Division of Rheumatology, Department of Medicine, University of Washington, 750 Republican St, Seattle, WA 98019, USA.
Division of Rheumatology, Immunology, and Allergy, Brigham and Women's Hospital and Harvard Medical School, 75 Francis St, Boston, MA 02115, USA.
Biochim Biophys Acta Mol Basis Dis. 2019 Jun 1;1865(6):1516-1524. doi: 10.1016/j.bbadis.2019.03.001. Epub 2019 Mar 13.

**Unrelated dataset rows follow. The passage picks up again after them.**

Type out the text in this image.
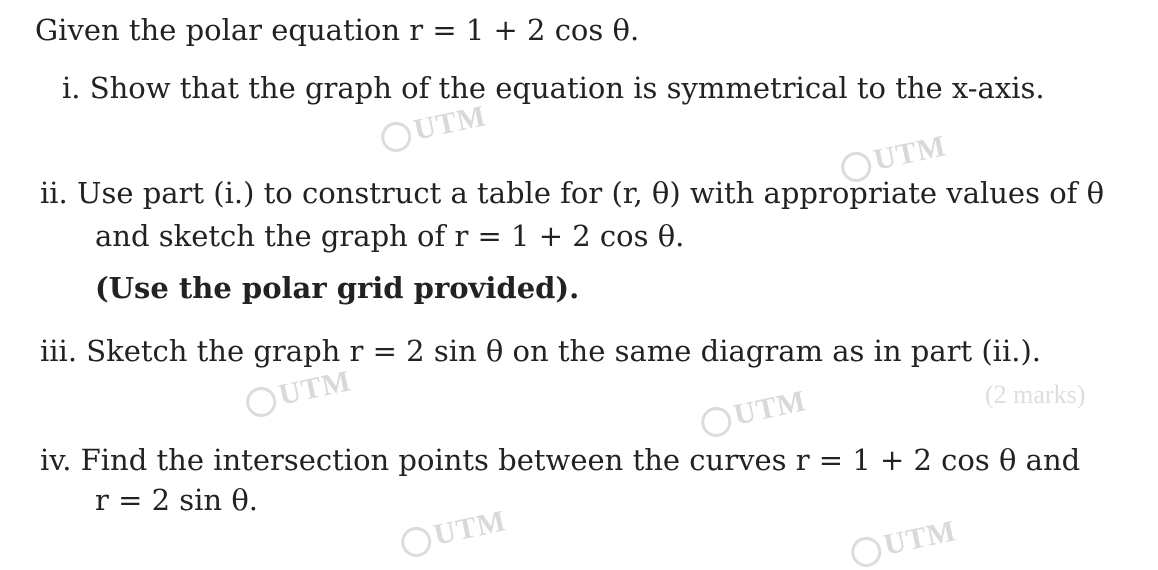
UTM
UTM
UTM	UTM
UTM	UTM
Given the polar equation r = 1 + 2 cos θ.
i. Show that the graph of the equation is symmetrical to the x-axis.
ii. Use part (i.) to construct a table for (r, θ) with appropriate values of θ
and sketch the graph of r = 1 + 2 cos θ.
(Use the polar grid provided).
iii. Sketch the graph r = 2 sin θ on the same diagram as in part (ii.).
(2 marks)
iv. Find the intersection points between the curves r = 1 + 2 cos θ and
r = 2 sin θ.
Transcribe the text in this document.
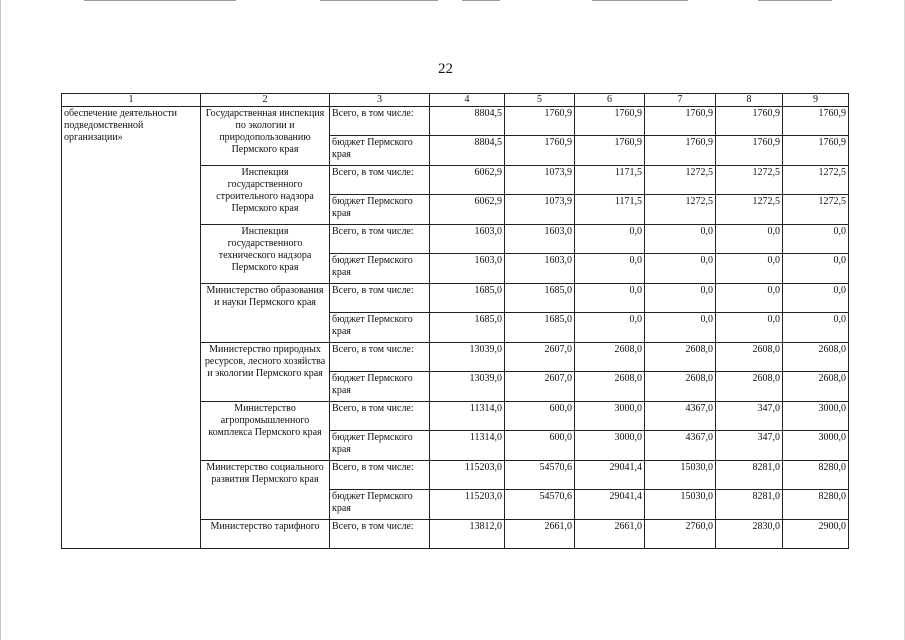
22
1	2	3	4	5	6	7	8	9
обеспечение деятельности подведомственной организации»	Государственная инспекция по экологии и природопользованию Пермского края	Всего, в том числе:	8804,5	1760,9	1760,9	1760,9	1760,9	1760,9
		бюджет Пермского края	8804,5	1760,9	1760,9	1760,9	1760,9	1760,9

	Инспекция государственного строительного надзора Пермского края	Всего, в том числе:	6062,9	1073,9	1171,5	1272,5	1272,5	1272,5
		бюджет Пермского края	6062,9	1073,9	1171,5	1272,5	1272,5	1272,5

	Инспекция государственного технического надзора Пермского края	Всего, в том числе:	1603,0	1603,0	0,0	0,0	0,0	0,0
		бюджет Пермского края	1603,0	1603,0	0,0	0,0	0,0	0,0

	Министерство образования и науки Пермского края	Всего, в том числе:	1685,0	1685,0	0,0	0,0	0,0	0,0
		бюджет Пермского края	1685,0	1685,0	0,0	0,0	0,0	0,0

	Министерство природных ресурсов, лесного хозяйства и экологии Пермского края	Всего, в том числе:	13039,0	2607,0	2608,0	2608,0	2608,0	2608,0
		бюджет Пермского края	13039,0	2607,0	2608,0	2608,0	2608,0	2608,0

	Министерство агропромышленного комплекса Пермского края	Всего, в том числе:	11314,0	600,0	3000,0	4367,0	347,0	3000,0
		бюджет Пермского края	11314,0	600,0	3000,0	4367,0	347,0	3000,0

	Министерство социального развития Пермского края	Всего, в том числе:	115203,0	54570,6	29041,4	15030,0	8281,0	8280,0
		бюджет Пермского края	115203,0	54570,6	29041,4	15030,0	8281,0	8280,0

	Министерство тарифного	Всего, в том числе:	13812,0	2661,0	2661,0	2760,0	2830,0	2900,0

Cadherins are homophilic cell-to-cell adhesion molecules that help cells respond to environmental changes. Newly formed cadherin junctions are associated with increased cell phosphorylation, but the pathways driving this signaling response are largely unknown. Since cadherins have no intrinsic signaling activity, this phosphorylation must occur through interactions with other signaling molecules. We previously reported that cadherin-11 engagement activates joint synovial fibroblasts, promoting inflammatory and degradative pathways important in rheumatoid arthritis (RA) pathogenesis. Our objective in this study was to discover interacting partners that mediate cadherin-11 signaling. Protein array screening showed that cadherin-11 extracellular binding domains linked to an Fc domain (cad11Fc) induced platelet-derived growth factor (PDGFR)-α phosphorylation in synovial fibroblasts and glioblastoma cells. PDGFRs are growth factor receptor tyrosine kinases that promote cell proliferation, survival, and migration in mesodermally derived cells. Increased PDGFR activity is implicated in RA pathology and associates with poor prognosis in several cancers, including sarcoma and glioblastoma. PDGFRα activation by cadherin-11 signaling promoted fibroblast proliferation, a signaling pathway independent from cadherin-11-stimulated IL-6 or matrix metalloproteinase (MMP)-3 release. PDGFRα phosphorylation mediated most of the cad11Fc-induced phosphatidyl-3-kinase (PI3K)/Akt activation, but only part of the mitogen-activated protein kinase (MAPK) response. PDGFRα-dependent signaling did not require cell cadherin-11 expression. Rather, cad11Fc immunoprecipitated PDGFRα, indicating a direct interaction between cadherin-11 and PDGFRα extracellular domains. This study is the first to report an interaction between cadherin-11 and PDGFRα and adds to our growing understanding that cadherin-growth factor receptor interactions help balance the interplay between tissue growth and adhesion.
钙黏蛋白是同种细胞间的黏附分子,有助于细胞对外界环境变化做出反应。新形成的钙黏蛋白连接点与细胞磷酸化增加有关,但驱动这种信号反应的途径在很大程度上仍是未知的。由于钙黏蛋白本身没有信号活性,这种磷酸化必须通过与其他信号分子的相互作用来实现。我们之前曾报道过,钙黏蛋白-11 的结合可激活关节滑膜成纤维细胞,促进在类风湿关节炎(RA)发病机制中起重要作用的炎症和降解途径。我们本研究的目的是发现介导钙黏蛋白-11 信号的相互作用伙伴。蛋白质阵列筛选表明,钙黏蛋白-11 细胞外结合域与 Fc 结构域(cad11Fc)相连,可诱导滑膜成纤维细胞和神经胶质瘤细胞中血小板衍生生长因子(PDGFR)-α 的磷酸化。PDGFR 是生长因子受体酪氨酸激酶,可促进中胚层来源的细胞增殖、存活和迁移。PDGFR 活性增加与 RA 病理有关,并与包括肉瘤和神经胶质瘤在内的几种癌症的不良预后相关。钙黏蛋白-11 信号转导通过 PDGFRα 的激活促进成纤维细胞增殖,这是一种独立于钙黏蛋白-11 刺激的白细胞介素-6 或基质金属蛋白酶(MMP)-3 释放的信号通路。PDGFRα 磷酸化介导了 cad11Fc 诱导的大部分磷脂酰肌醇-3-激酶(PI3K)/Akt 激活,但只介导了一部分丝裂原激活蛋白激酶(MAPK)反应。PDGFRα 依赖性信号转导不需要细胞钙黏蛋白-11 的表达。相反,cad11Fc 免疫沉淀 PDGFRα,表明钙黏蛋白-11 和 PDGFRα 细胞外结构域之间存在直接相互作用。本研究首次报道了钙黏蛋白-11 和 PDGFRα 之间的相互作用,并增加了我们对钙黏蛋白-生长因子受体相互作用有助于平衡组织生长和黏附之间相互作用的理解。